Distinct bin udf

udf
python

#1

Hi,

I am running simple exercises over iris dataset (very small) to check how some features can be used.

I have coded a distinct UDF like this:

local function map_generic(rec)
    local names = record.bin_names(rec)
    local ret = map{}
    for i, name in ipairs(names) do
        ret[name] = rec[name]
    end
    return ret
end


function distinct_bin(stream, bin)
  local function accumulate(currentList, nextElement)
    local key = nextElement[bin]
    if currentList[key] == nil then
      currentList[key] = 1
    end
    return currentList
  end

  local function mymerge(a, b)
    return a
  end

  local function reducer(this, that)
    return map.merge(this, that, mymerge)
  end

  return stream : map(map_generic) : aggregate(map{}, accumulate) : reduce(reducer)
end

and have some client in python:

import aerospike
import aerospike.predicates as p
import sys
import os
sys.path.append(os.path.abspath('../'))
from config import config, NAMESPACE

client = aerospike.client(config).connect()
client.udf_put('./distinct.lua')
client.index_integer_create(NAMESPACE, 'iris', 'petal_width', 'idx_petal_width')

def get_distinct(bin):
    res = []

    def add_record(record):
        res.append(record.keys())

    query = client.query(NAMESPACE, 'iris')
    query.apply('distinct', 'distinct_bin', [bin])
    query.foreach(add_record)
    res[0].sort()
    return res[0]


res = get_distinct('species')
print(res)
assert res == ['setosa',  'versicolor', 'virginica' ]

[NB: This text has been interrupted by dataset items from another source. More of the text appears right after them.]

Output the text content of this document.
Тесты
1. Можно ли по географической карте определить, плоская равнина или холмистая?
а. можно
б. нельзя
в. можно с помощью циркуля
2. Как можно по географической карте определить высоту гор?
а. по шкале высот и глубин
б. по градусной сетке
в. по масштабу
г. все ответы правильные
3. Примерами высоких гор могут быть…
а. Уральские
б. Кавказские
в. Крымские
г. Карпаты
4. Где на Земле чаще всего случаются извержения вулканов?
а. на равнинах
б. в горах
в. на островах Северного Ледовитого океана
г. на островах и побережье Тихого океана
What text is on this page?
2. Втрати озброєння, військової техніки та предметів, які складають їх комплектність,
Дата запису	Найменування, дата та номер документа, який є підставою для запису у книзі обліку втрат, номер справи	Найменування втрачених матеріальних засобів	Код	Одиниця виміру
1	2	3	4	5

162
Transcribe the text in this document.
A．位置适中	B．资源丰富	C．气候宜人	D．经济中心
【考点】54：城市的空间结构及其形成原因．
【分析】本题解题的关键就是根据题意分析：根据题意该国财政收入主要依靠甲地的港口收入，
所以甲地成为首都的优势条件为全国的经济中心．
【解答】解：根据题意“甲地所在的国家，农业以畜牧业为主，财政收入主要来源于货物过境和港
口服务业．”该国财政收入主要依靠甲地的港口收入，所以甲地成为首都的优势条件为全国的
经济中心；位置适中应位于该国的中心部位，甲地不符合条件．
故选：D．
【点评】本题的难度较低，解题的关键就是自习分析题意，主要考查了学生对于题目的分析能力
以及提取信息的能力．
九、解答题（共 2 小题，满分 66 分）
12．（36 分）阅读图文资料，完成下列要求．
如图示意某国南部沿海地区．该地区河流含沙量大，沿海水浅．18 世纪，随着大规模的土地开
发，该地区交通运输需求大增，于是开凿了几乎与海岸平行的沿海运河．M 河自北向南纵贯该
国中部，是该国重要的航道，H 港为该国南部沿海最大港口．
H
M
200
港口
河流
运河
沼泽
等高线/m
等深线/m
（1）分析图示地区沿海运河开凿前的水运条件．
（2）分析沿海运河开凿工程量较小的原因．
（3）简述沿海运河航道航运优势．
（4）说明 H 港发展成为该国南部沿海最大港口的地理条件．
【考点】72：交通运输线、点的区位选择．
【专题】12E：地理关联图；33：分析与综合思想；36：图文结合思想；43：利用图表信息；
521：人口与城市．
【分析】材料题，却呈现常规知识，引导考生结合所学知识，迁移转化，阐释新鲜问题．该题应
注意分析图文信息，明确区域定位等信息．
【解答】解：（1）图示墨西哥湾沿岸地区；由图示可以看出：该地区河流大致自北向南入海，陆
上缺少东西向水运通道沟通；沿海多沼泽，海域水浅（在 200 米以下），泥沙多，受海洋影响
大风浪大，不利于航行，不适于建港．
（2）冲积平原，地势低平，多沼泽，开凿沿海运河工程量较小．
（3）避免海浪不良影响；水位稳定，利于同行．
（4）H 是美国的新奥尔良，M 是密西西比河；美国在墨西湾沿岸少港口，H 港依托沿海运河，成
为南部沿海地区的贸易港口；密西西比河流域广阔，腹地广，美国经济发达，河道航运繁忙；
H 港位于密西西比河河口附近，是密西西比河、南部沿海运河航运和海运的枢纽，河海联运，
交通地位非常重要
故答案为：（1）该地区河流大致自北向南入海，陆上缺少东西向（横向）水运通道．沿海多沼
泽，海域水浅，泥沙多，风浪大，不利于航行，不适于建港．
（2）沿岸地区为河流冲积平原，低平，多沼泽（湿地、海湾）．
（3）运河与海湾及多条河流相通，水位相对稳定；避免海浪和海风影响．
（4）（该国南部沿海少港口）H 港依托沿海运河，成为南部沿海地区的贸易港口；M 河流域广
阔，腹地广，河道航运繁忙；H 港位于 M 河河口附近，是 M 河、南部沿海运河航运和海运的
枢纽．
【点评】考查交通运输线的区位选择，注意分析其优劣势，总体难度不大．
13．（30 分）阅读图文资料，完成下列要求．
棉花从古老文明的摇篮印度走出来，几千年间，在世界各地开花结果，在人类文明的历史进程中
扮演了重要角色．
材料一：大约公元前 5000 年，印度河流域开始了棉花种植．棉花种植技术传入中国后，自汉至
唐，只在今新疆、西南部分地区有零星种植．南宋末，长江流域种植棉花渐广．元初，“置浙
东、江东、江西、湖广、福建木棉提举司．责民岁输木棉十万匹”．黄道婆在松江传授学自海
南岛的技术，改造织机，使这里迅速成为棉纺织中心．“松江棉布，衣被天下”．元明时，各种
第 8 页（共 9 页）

res = get_distinct('petal_length')
print(res)

The questions are:

The way to achieve distinct appears ugly because map values are not interesting at all. Are there a more elegant way to reach the solution?

Aggregate/reduce returns one unique result. If size of distinct values grows, when this aproach start to be a performace problem?

Thanks


#2

i think maper can be coded better being less generic:

  local function mapper(rec)
      local ret = map{}
      ret[bin] = rec[bin]
      return ret
  end

I want to return only the keys of final map. Can I apply another reducer for this?

Thanks


#3

If you are experimenting with UDFs and/or want to accumulate some values (like unique bins), what you are doing is the right way to go. I cannot think of a significantly better approach. Coming to your second question, obviously, as the size of the map grows, its going to take a performance hit. But as you are only maintaining only integer for each key, it will not be too bad. You should cross check by experimenting with large number of unique bins.

However, if you main intention is to know the unique bin count (or names) and don’t care if you use UDFs or not, you can use the info command API and send the command ‘bins’ (output format). You need to send this command to each node in the cluster. This approach is far more lightweight because it does not need to do an I/O at all. We just walk the metadata of the namespace and get the info. Note that this info command gives bins of the entire namespace. You cannot restrict it to the records that match an arbit secondary index query.


#4

Thanks @sunil,

Yes, I am experimenting and trying to get the “aerospike way” to do things.

Which one of following aproaches would be better with aerospike?

  1. read entire set filtering by secondary index: around 10M records of 200M total records

  2. do it in two phases: first extract distinct values (35k) for bin and later do N ranged queries with between operator

how comfortable would aerospike feel reading large dataset? is there a “best practices” for this issue?

Thanks again


#5

From the info that you shared, I think option-1 is better. As you get everything in one shot. Secondary index queries are good when it returns a bunch of records in one go. This will avoid needing to do many back and forth with N different queries.